Marinade Ingredients

  • 2-2.5 lbs Chicken (thighs, wings, breast-bone in or out)
  • 1 cup Lemon Yogurt (like Noosa Lemon Yogurt) see notes for dairy-free yogurt option
  • 2 tbsp Honey
  • 2 tbsp Coconut Amino (or Soy Sauce)
  • 4 tbsp Olive Oil
  • 2 Lemons, juiced
  • 5 Garlic Cloves, roughly chopped
  • 1/2 Onion, roughly chopped
  • 1/3 cup Basil or Parsley, packed
  • 3 tsp Cumin
  • 2 tsp Turmeric Powder
  • 2 tsp Smoked Paprika
  • 1 tsp Garlic Powder
  • 1 tsp Cayenne Pepper
  • 1 tsp Crushed Red Pepper Flakes
  • 1/2 tsp Sea Salt
  • 1 tsp Pepper

If you're making Lemon Yogurt Chicken Skewers

  • 2-3 Boneless chicken breast
  • Marinade ingredients above
  • 1 Red Pepper, cut into cubes
  • 1 Yellow Pepper, cut into cubes
  • 1/2 Red Onion, cut into cubes
  • 1 cup Mango or Pineapple cubes


  • Mix all marinade ingredients and the chicken in a large mixing bowl. Cover and place in fridge overnight (Or at least 2 hours prior to cooking) 
  • When you are ready to cook the chicken, remove it from the fridge. Preheat the grill to medium-high heat for at least 10 minutes and lightly oil the grate.
  • Transfer the chicken to the grill, skin side down to start. Grill the chicken for 30-35 minutes, turning occasionally (about 2-3 times) and making sure to baste the chicken at each turn with any remaining sauce. 
  • The chicken is fully cooked when the chicken is golden brown, the meat is no longer pink, and the juices run clear. Use a thermometer to make sure the chicken is fully cooked. The thermometer should be inserted into the thickest part of the chicken and read 165°F (74 degrees C). 

To Make Chicken Skewers

  • Follow steps 1 and 2 above. If you are using wooden skewers, soak the Skewers in water overnight, or at least 30 mins before cooking. 
  • Place the marinated chicken cubes and  skewer ingredients onto the Skewers in whatever order you prefer. 
  • If you are grilling the Skewers, place Skewers directly on the hot grill for 15-20 minutes, rotating them occasionally so they cook evenly on each side. 
  • If you are baking in the oven. Preheat the oven to 400 degrees. Place the Skewers on a cooking sheet. And cook for 25 minutes, rotating them halfway through for even cooking.
  • Enjoy! 


Yogurt Options: My favorite to use is Noosa Lemon Yogurt.

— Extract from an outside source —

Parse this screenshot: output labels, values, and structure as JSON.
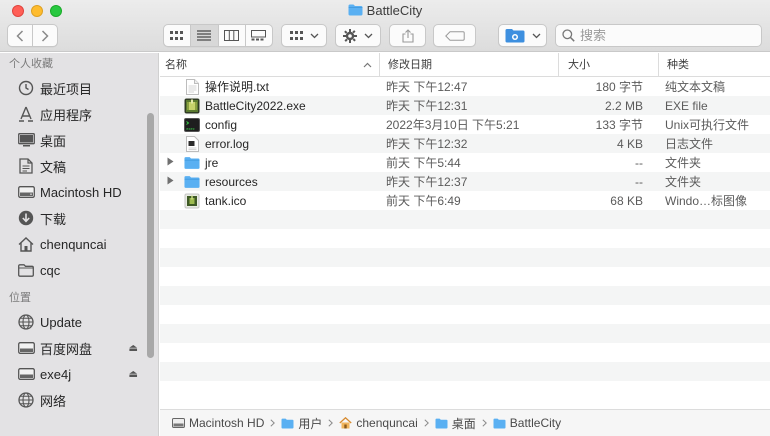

You can also keep this dairy-free by using dairy-free yogurt, like this one, and adding 2 lemons to the yogurt.
Baking the Chicken:
If you do not want to grill the chicken, you can bake it!
Bake at 375°F covered for 45 minutes, or until an instant thermometer of inserted into the thickest part of the chicken reads 165°F. Then, uncover the chicken and broil it for 5 minutes to get a crispy, browned skin. 
A few tips: 
  • If you are using this recipe to make chicken wings, this marinade is great for up to 2.5 pounds of party chicken wings.
  • For the best results, marinate the chicken overnight. If you are limited on time, marinate for at least 2 hours before cooking. 
  • When you are ready to cook the chicken, let it sit at room temperature for at least 30 minutes before cooking to ensure even cooking and the best results!